Wir sind gerade schwer im Festival-Fieber – anders lässt es sich nicht erklären, warum wir Samstag Vormittag früh aufstehen, quer durch die Stadt fahren, um ins Kino zu gehen … „Malice in Lalaland“ ist eine mit fiesem Humor inszenierte Geschichte, bei der (M)Alice mit Hilfe eines ziemlich krank aussehenden Kaninchens aus einer psychiatrischen Klinik entkommt und in einem ziemlich versauten Wunderland herumstreift. Mit seinen wirklich witzigen und gut umgesetzten Ideen hätte er einer der Redaktionslieblinge werden können, wenn nicht die Fantasie bei den von Metal-Musik begleiteten Sexszenen aufgehört hätte – es war halt doch nur ein Mainstream-Porno, wenn auch ein außergewöhnlich guter.
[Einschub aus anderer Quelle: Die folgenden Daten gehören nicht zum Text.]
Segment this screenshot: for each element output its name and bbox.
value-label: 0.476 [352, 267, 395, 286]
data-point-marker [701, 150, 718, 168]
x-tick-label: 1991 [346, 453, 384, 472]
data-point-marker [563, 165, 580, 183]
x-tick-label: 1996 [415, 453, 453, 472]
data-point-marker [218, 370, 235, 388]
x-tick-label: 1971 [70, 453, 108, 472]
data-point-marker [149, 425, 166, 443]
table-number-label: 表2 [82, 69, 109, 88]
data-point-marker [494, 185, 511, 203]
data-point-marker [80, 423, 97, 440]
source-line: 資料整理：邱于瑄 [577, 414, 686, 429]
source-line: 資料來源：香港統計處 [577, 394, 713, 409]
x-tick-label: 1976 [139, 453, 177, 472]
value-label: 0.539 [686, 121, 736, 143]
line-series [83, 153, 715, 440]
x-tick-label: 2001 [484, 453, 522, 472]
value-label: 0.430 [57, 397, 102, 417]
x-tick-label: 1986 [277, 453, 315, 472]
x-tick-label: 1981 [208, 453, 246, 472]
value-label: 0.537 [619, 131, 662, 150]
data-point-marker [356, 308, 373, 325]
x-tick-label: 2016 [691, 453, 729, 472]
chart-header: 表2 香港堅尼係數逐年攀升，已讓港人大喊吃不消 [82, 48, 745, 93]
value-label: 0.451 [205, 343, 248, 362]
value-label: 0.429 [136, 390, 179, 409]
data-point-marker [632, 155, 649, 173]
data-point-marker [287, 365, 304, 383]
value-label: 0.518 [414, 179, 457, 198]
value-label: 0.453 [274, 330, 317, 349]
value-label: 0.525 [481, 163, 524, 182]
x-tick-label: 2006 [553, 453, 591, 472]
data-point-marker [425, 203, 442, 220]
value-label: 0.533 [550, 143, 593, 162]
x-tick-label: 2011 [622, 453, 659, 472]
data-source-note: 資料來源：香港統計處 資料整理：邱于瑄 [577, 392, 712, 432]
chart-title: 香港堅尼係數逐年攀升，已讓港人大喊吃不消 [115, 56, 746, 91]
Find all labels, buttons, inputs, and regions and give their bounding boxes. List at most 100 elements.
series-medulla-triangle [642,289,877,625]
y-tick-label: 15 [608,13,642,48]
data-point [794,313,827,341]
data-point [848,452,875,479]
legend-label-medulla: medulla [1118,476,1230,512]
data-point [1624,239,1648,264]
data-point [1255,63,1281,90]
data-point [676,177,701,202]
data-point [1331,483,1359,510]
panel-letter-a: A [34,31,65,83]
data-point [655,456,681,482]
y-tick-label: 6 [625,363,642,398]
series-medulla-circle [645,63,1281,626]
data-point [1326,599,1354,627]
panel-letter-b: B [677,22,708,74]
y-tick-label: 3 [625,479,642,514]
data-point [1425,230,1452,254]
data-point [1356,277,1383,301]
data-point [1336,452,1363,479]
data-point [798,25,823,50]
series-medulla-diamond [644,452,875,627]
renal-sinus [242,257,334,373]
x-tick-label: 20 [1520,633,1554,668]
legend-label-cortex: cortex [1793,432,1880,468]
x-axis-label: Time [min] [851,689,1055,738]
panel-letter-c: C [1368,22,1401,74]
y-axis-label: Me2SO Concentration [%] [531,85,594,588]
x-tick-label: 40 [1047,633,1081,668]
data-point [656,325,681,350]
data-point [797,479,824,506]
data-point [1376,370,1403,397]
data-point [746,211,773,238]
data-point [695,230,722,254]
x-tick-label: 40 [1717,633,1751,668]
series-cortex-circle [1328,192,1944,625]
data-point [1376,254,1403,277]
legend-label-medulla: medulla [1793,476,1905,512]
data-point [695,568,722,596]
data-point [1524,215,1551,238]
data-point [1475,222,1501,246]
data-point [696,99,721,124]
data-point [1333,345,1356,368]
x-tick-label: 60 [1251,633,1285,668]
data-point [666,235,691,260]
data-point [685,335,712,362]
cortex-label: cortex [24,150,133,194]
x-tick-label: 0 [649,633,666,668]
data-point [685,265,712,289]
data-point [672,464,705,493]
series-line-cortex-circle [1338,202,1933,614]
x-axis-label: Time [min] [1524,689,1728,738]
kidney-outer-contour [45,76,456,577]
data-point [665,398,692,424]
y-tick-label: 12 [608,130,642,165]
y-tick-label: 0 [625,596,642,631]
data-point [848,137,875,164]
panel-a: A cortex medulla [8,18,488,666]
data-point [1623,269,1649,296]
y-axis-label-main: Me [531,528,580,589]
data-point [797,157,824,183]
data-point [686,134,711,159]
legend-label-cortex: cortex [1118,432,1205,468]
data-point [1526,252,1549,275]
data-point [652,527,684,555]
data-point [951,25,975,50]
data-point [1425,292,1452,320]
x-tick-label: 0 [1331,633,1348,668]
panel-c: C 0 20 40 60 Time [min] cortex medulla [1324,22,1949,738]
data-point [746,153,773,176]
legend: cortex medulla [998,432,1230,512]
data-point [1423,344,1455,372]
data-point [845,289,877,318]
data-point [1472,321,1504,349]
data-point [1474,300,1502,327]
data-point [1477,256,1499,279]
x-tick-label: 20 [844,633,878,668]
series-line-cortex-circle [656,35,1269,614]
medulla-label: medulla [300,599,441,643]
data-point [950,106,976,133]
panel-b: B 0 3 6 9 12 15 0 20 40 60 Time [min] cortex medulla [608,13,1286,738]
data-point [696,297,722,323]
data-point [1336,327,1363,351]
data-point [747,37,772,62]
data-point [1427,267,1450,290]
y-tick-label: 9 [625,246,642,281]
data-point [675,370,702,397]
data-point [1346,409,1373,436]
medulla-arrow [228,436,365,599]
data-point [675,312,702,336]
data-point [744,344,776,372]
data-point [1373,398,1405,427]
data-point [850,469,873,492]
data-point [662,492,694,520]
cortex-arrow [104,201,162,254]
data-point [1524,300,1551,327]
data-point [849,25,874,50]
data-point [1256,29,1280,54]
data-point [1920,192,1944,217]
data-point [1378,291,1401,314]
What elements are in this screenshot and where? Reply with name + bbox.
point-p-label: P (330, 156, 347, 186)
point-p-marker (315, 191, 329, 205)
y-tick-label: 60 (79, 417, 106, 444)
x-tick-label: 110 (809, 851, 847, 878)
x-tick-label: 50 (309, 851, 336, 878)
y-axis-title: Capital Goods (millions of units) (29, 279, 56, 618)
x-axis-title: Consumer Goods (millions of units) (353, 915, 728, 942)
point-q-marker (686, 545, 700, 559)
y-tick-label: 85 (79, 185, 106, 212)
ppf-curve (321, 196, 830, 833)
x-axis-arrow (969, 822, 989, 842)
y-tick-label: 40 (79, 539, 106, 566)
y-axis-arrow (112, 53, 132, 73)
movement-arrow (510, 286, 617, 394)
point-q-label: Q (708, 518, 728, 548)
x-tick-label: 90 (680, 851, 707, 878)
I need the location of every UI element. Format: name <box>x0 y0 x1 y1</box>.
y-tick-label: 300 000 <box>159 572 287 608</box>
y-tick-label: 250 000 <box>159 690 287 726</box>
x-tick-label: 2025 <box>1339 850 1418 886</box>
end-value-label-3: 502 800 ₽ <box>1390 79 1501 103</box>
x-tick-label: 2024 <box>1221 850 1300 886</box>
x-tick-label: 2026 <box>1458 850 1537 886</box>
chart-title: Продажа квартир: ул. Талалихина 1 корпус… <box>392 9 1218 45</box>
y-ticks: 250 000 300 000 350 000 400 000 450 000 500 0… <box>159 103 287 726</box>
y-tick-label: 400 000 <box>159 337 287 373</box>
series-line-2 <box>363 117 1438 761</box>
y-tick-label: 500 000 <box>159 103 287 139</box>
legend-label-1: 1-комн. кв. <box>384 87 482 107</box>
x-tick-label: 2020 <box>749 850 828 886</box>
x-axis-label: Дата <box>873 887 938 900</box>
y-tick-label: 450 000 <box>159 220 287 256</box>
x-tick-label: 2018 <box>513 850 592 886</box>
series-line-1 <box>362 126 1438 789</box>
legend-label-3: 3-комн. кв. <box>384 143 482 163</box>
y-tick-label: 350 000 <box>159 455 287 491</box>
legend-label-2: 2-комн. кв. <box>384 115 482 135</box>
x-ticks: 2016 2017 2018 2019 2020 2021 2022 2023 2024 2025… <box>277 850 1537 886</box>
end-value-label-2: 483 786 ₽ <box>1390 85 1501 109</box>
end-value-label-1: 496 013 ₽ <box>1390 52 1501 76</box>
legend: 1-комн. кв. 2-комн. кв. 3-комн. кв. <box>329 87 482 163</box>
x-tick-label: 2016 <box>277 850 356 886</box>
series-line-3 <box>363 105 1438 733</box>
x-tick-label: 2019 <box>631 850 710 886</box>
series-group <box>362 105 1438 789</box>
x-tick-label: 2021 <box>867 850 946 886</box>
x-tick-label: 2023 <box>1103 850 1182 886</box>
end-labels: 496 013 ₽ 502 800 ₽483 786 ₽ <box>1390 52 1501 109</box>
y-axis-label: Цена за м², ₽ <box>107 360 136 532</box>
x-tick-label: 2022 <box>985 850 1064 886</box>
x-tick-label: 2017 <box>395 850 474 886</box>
Erstaunlich, dass die Menschheit noch nicht ausgestorben ist, denn Männer können bekanntlich nur über dem Gesicht einer Frau zum Orgasmus kommen.

Nachdem Anja großspurig verkündet hat, dass es hier noch Filmtipps geben wird, muss ich wohl liefern. Es hat sich ein bisschen Festival-Müdigkeit eingeschlichen, aber schaun wir mal: Theresa empfiehlt den Vortrag über die amerikanische Swingerszene, während sich die geistig in der Vergangenheit hängen Gebliebenen (wie ich zum Beispiel) eher für das Trash-Porno-Musical „Misty Beethoven! The Musical“ interessieren werden (beides um 14 Uhr). Und schließlich läuft zur gleichen Zeit auch noch „Max and the City“, was ein ziemlich guter Schwulenfilm sein soll (produziert hat ihn die Firma des Festival-Gründers Jürgen Brüning, Wurstfilm).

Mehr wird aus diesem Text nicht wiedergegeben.